Fatos de Thomas Edward Watson


Thomas Edward Watson (1856-1922) foi um líder político americano no Sul. Sua degeneração do idealismo e igualitarismo ao fanatismo racial e religioso é indicativo de problemas que afetam a nação neste momento.<

Thomas E. Watson nasceu no Condado de Columbia, Ga., em 5 de setembro de 1856, em uma família rica. Seu pai foi arruinado pela Guerra Civil, então Tom, emocionado e faminto por conhecimento, teve que deixar a Universidade Batista Mercer para trabalhar. Ele ensinou a escola infelizes durante dois anos. Depois ele passou os requisitos da Ordem em 1875 e começou uma ascensão espetacular como advogado criminal.

Watson se voltou não apenas contra aqueles que haviam desapossado sua família, mas contra aqueles que dominavam a política da Geórgia. Violento e ameaçador, ele os acusou de usar os cidadãos negros do estado como uma força com a qual dividir os pobres. Ele desafiou o Partido Democrata e venceu as eleições para o Congresso dos EUA em 1890 como partidário da Aliança dos Agricultores.

Embora Watson tenha ganho fama com discursos de reforma e propostas do Congresso, ele não pôde controlar seu estado e perdeu sua cadeira no Congresso em 1892. Em 1896, um acordo entre os populistas e William Jennings Bryan, candidato presidencial democrata, deu a Watson a indicação vice-presidencial no bilhete da fusão populista. Nem ele nem os populistas ganharam votos ou prestígio com este plano.

Watson voltou-se para a escrita como uma carreira, mas seus principais temas nunca estiveram longe de sua política. The Story of France (1898), cheio de retórica, viu o progresso daquela nação como uma luta entre opressores e oprimidos. Suas biografias de Napoleão (1902), Thomas Jefferson (1900, 1903), e Andrew Jackson (1912) utilizaram a história e a biografia para fazer pontos contemporâneos.

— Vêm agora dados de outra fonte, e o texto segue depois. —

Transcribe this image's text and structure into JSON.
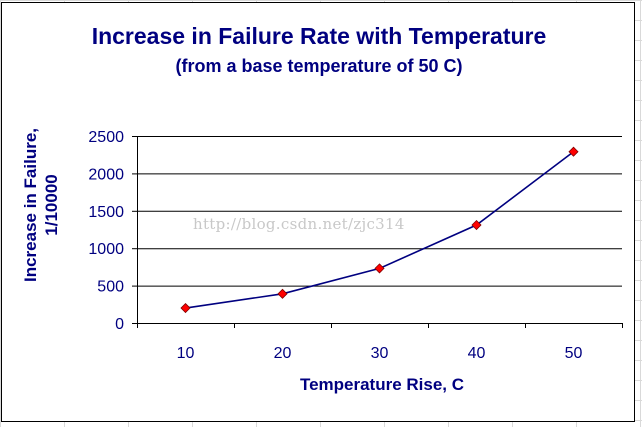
{
  "chart_data": {
    "type": "line",
    "title": "Increase in Failure Rate with Temperature",
    "subtitle": "(from a base temperature of 50 C)",
    "xlabel": "Temperature Rise, C",
    "ylabel_lines": [
      "Increase in Failure,",
      "1/10000"
    ],
    "categories": [
      "10",
      "20",
      "30",
      "40",
      "50"
    ],
    "x": [
      10,
      20,
      30,
      40,
      50
    ],
    "values": [
      200,
      390,
      730,
      1310,
      2290
    ],
    "ylim": [
      0,
      2500
    ],
    "yticks": [
      "0",
      "500",
      "1000",
      "1500",
      "2000",
      "2500"
    ],
    "grid": "horizontal",
    "line_color": "#000080",
    "marker_color": "#ff0000",
    "grid_color": "#000000"
  },
  "watermark": "http://blog.csdn.net/zjc314"
}
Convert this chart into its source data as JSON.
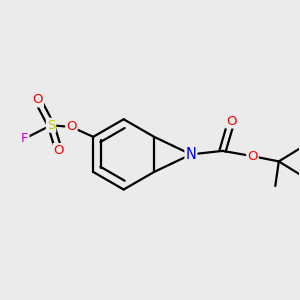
{
  "bg_color": "#ebebeb",
  "bond_color": "#000000",
  "bond_width": 1.6,
  "atom_colors": {
    "O": "#ff0000",
    "N": "#0000ff",
    "S": "#cccc00",
    "F": "#cc00cc",
    "C": "#000000"
  },
  "font_size": 9.5,
  "fig_size": [
    3.0,
    3.0
  ],
  "dpi": 100
}
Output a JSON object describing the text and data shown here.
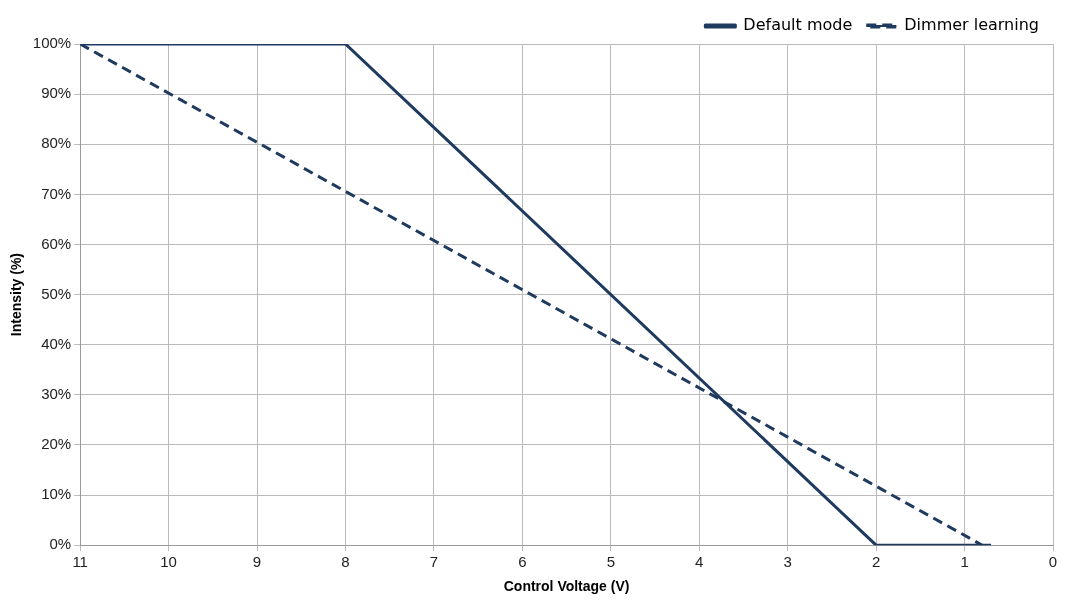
{
  "chart_data": {
    "type": "line",
    "xlabel": "Control Voltage (V)",
    "ylabel": "Intensity (%)",
    "xlim": [
      11,
      0
    ],
    "xticks": [
      11,
      10,
      9,
      8,
      7,
      6,
      5,
      4,
      3,
      2,
      1,
      0
    ],
    "ylim": [
      0,
      100
    ],
    "yticks": [
      {
        "value": 0,
        "label": "0%"
      },
      {
        "value": 10,
        "label": "10%"
      },
      {
        "value": 20,
        "label": "20%"
      },
      {
        "value": 30,
        "label": "30%"
      },
      {
        "value": 40,
        "label": "40%"
      },
      {
        "value": 50,
        "label": "50%"
      },
      {
        "value": 60,
        "label": "60%"
      },
      {
        "value": 70,
        "label": "70%"
      },
      {
        "value": 80,
        "label": "80%"
      },
      {
        "value": 90,
        "label": "90%"
      },
      {
        "value": 100,
        "label": "100%"
      }
    ],
    "grid": true,
    "legend": "top right",
    "marker": "none",
    "series": [
      {
        "name": "Default mode",
        "color": "#1f3a5f",
        "line_style": "solid",
        "x": [
          11,
          8,
          2,
          0.7
        ],
        "values": [
          100,
          100,
          0,
          0
        ]
      },
      {
        "name": "Dimmer learning",
        "color": "#1f3a5f",
        "line_style": "dashed",
        "x": [
          11,
          0.8
        ],
        "values": [
          100,
          0
        ]
      }
    ]
  }
}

Em 1904 Watson tornou-se o candidato presidencial dos quase defuntos populistas. Seus mais de 117.000 votos atestaram sua popularidade pessoal, e os apoiadores o ajudaram a publicar Tom Watson’s Magazine, que misturou o muckraking com um novo racismo desencadeado. Em 1908, seu último ano de campanha nacional, ele se orgulhava de ser o único candidato a se candidatar “diretamente à Supremacia Branca”. No entanto, seu ódio ao capital financeiro continuou a dar-lhe o respeito de muitos liberais e socialistas. Watson continuou a se ver como um “fazendeiro”, mas na verdade ele era um homem de riqueza e muitos interesses.

Uma das causas mais notórias de Watson tornou-se “popery”, o que ele discerniu em numerosos eventos nacionais e internacionais. Ele intercedeu também no caso da Geórgia de Leo Frank, falsamente acusado do assassinato de uma moça de fábrica em Atlanta. A sentença de Frank foi comutada pelo governador. Watson despertou seus seguidores com slogans como “Quando ‘mobs’ não forem mais possíveis, a liberdade estará morta”. Frank foi levado à força da penitenciária estadual e linchado.

Watson era contra a entrada americana na Primeira Guerra Mundial, denunciou as Leis de Espionagem e Sedição, e lutou contra o recrutamento. Eleito senador dos EUA em 1920, ele continuou a perseguir um conjunto misto de objetivos. Ele morreu em 26 de setembro de 1922, em Washington. Embora todos não concordassem com Eugene V. Debs de que Watson era um grande homem que lutou toda sua vida pelo povo comum, ninguém negou a opinião do New York Times de que ele era um “estranho e vívido caráter público”

Leitura adicional sobre Thomas Edward Watson

C. Vann Woodward, Tom Watson (1938), é a biografia definitiva. William W. Brewton, The Life of Thomas E. Watson (1926), é a biografia autorizada elogiadora, justificando a atitude e as ações de Watson. Gerald W. Johnson, American Heroes and Hero-Worship (1943; nova ed. 1966), oferece uma interpretação ampliada da carreira de Watson.